Le retour économique peut provenir de cinq sources :

  1. Réduire l’engrais là où les analyses de sol montrent déjà des niveaux suffisants.
  2. Augmenter l’engrais là où une contrainte de carence réelle limite le rendement.
  3. Améliorer le rendement dans les zones où la correction des éléments nutritifs ou du pH élimine un facteur limitant.
  4. Éviter les applications gaspillées dans les zones où un intrant supplémentaire a peu de chances de générer une réponse de la culture.
  5. Augmenter le rendement grâce à la correction du pH par application de chaux.

L’argument économique le plus solide et le plus défendable n’est souvent pas « la VRA augmente toujours le rendement ». Une meilleure formulation est :

La fertilisation à dose variable peut améliorer la rentabilité lorsqu’elle identifie où les intrants sont économiquement justifiés et où ils ne le sont pas.

C’est particulièrement important pour la correction du pH et l’application de chaux, lorsque la variabilité spatiale peut rendre une partie d’un champ acide et limitée en rendement, tandis qu’une autre partie n’a pas besoin de chaux.

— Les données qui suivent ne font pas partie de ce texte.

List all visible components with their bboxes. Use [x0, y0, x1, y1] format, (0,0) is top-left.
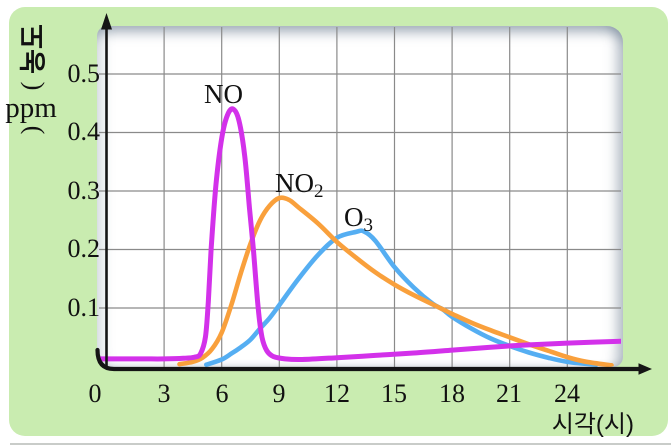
- curve-label-NO2: NO2: [275, 168, 324, 202]
- x-tick-21: 21: [496, 379, 522, 408]
- y-tick-0.1: 0.1: [67, 293, 101, 322]
- y-tick-0.4: 0.4: [67, 117, 101, 146]
- x-tick-12: 12: [324, 379, 350, 408]
- y-axis-title: 농도 ( ppm ): [2, 20, 60, 138]
- page-divider-line: [10, 443, 671, 445]
- x-axis-title: 시각(시): [551, 411, 634, 438]
- y-tick-0.5: 0.5: [67, 59, 101, 88]
- x-tick-18: 18: [439, 379, 465, 408]
- x-tick-6: 6: [215, 379, 229, 408]
- x-tick-24: 24: [554, 379, 580, 408]
- y-tick-0.3: 0.3: [67, 176, 101, 205]
- y-axis-title-unit: ppm: [5, 92, 57, 124]
- x-tick-9: 9: [272, 379, 286, 408]
- x-tick-15: 15: [381, 379, 407, 408]
- y-tick-0.2: 0.2: [67, 234, 101, 263]
- curve-label-O3: O3: [344, 202, 373, 236]
- plot-area: [97, 26, 623, 367]
- curve-label-NO: NO: [204, 79, 243, 109]
- x-tick-3: 3: [157, 379, 171, 408]
- x-tick-0: 0: [88, 379, 102, 408]
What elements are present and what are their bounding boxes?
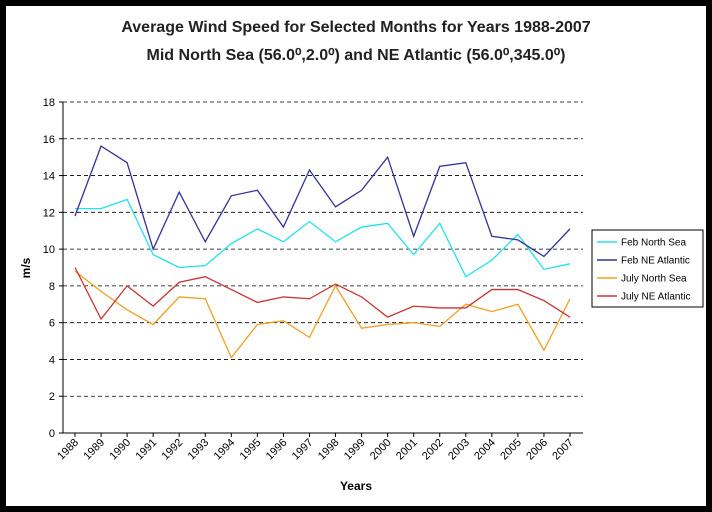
x-tick-label: 1997 [290, 437, 316, 463]
x-tick-label: 2002 [420, 437, 446, 463]
x-tick-label: 1989 [81, 437, 107, 463]
y-tick-label: 0 [49, 428, 55, 440]
y-tick-label: 6 [49, 318, 55, 330]
legend-label: July North Sea [621, 274, 687, 285]
legend-label: Feb North Sea [621, 238, 686, 249]
x-tick-label: 1991 [133, 437, 159, 463]
chart-title: Average Wind Speed for Selected Months f… [121, 19, 590, 36]
x-tick-label: 2000 [368, 437, 394, 463]
x-tick-label: 1988 [55, 437, 81, 463]
x-tick-label: 1999 [342, 437, 368, 463]
legend-label: July NE Atlantic [621, 292, 690, 303]
y-tick-label: 10 [43, 244, 55, 256]
x-tick-label: 2004 [472, 437, 498, 463]
x-tick-label: 2003 [446, 437, 472, 463]
x-tick-label: 2005 [498, 437, 524, 463]
x-tick-label: 1996 [264, 437, 290, 463]
y-tick-label: 8 [49, 281, 55, 293]
x-axis-label: Years [340, 479, 372, 493]
x-tick-label: 1994 [212, 437, 238, 463]
series-line [74, 270, 571, 359]
y-tick-label: 16 [43, 134, 55, 146]
chart-subtitle: Mid North Sea (56.0⁰,2.0⁰) and NE Atlant… [147, 47, 566, 64]
x-tick-label: 2001 [394, 437, 420, 463]
x-tick-label: 2007 [550, 437, 576, 463]
chart: Average Wind Speed for Selected Months f… [19, 19, 704, 493]
x-tick-label: 2006 [524, 437, 550, 463]
legend-box [591, 229, 704, 308]
y-tick-label: 12 [43, 207, 55, 219]
y-axis-label: m/s [19, 257, 33, 278]
x-tick-label: 1993 [186, 437, 212, 463]
y-tick-label: 18 [43, 97, 55, 109]
series-line [74, 267, 571, 321]
y-tick-label: 14 [43, 171, 55, 183]
series-line [75, 198, 571, 278]
x-tick-label: 1990 [107, 437, 133, 463]
series-line [74, 145, 571, 258]
x-tick-label: 1998 [316, 437, 342, 463]
x-tick-label: 1995 [238, 437, 264, 463]
legend-label: Feb NE Atlantic [621, 256, 690, 267]
y-tick-label: 2 [49, 391, 55, 403]
frame: Average Wind Speed for Selected Months f… [6, 6, 706, 506]
y-tick-label: 4 [49, 354, 55, 366]
x-tick-label: 1992 [160, 437, 186, 463]
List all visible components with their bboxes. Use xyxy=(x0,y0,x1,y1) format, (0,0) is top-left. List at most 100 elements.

Au lieu de demander : « Dois-je appliquer à dose variable ? », les agriculteurs devraient demander : « Puis-je justifier d’appliquer la même dose partout ? » ?


Qu’est-ce qu’une application d’engrais à dose variable ?

L’application d’engrais à dose variable consiste à appliquer de l’engrais à différentes doses au sein d’un même champ, sur la base de données de sol, de culture, de rendement ou de zones de gestion. Elle diffère de l’application uniforme, où la même dose est appliquée partout.

Dans un flux de travail type, l’exploitation crée une carte de préconisation. La carte indique à l’épandeur, au pulvérisateur ou au semoir la quantité de produit à appliquer dans chaque partie du champ.

L’application d’engrais à dose variable peut être utilisée pour tout élément nutritif du sol, selon vos pratiques habituelles de fertilisation, notamment :

  • Azote
  • Phosphore
  • Potassium
  • Chaux - pour la correction du pH
  • Soufre
  • Micronutriments
  • Semence
  • Amendements organiques
  • Produits de correction du sol

L’objectif n’est pas automatiquement de réduire chaque intrant. L’objectif est d’appliquer la bonne dose dans la bonne zone.


Pourquoi l’économie dépend de chaque champ

L’application d’engrais à dose variable n’a pas un chiffre de ROI universel.

Le résultat dépend de :

  • La variabilité des sols
  • Les niveaux d’éléments nutritifs existants
  • La variabilité du pH du sol
  • Les prix des engrais et de la chaux
  • Le prix de la culture
  • Le potentiel de rendement
  • La réponse de la culture au facteur limitant
  • La précision de la préconisation
  • La précision d’exécution des machines
  • Le coût de la cartographie des sols, de l’échantillonnage, de l’analyse et du conseil
  • Les pratiques et doses de fertilisation existantes

C’est pourquoi une affirmation telle que « la VRA économise 20 % d’engrais » est trop générale, sauf si elle est étayée par un jeu de données propre à un champ.

Une manière plus précise d’évaluer l’économie de la VRA consiste à demander :

Quelles zones sont sur-approvisionnées, quelles zones sont sous-approvisionnées, et quelle est la réponse attendue de la culture lorsque l’on modifie la dose ?


Les sources de ROI les plus fiables

La fertilisation à dose variable peut créer de la valeur économique de plusieurs façons. La force de chaque source dépend du champ.

1. Économies de coûts d’engrais

Les économies de coûts d’engrais se produisent lorsque la préconisation réduit ou élimine l’application dans les zones où les niveaux d’éléments nutritifs du sol sont déjà suffisants.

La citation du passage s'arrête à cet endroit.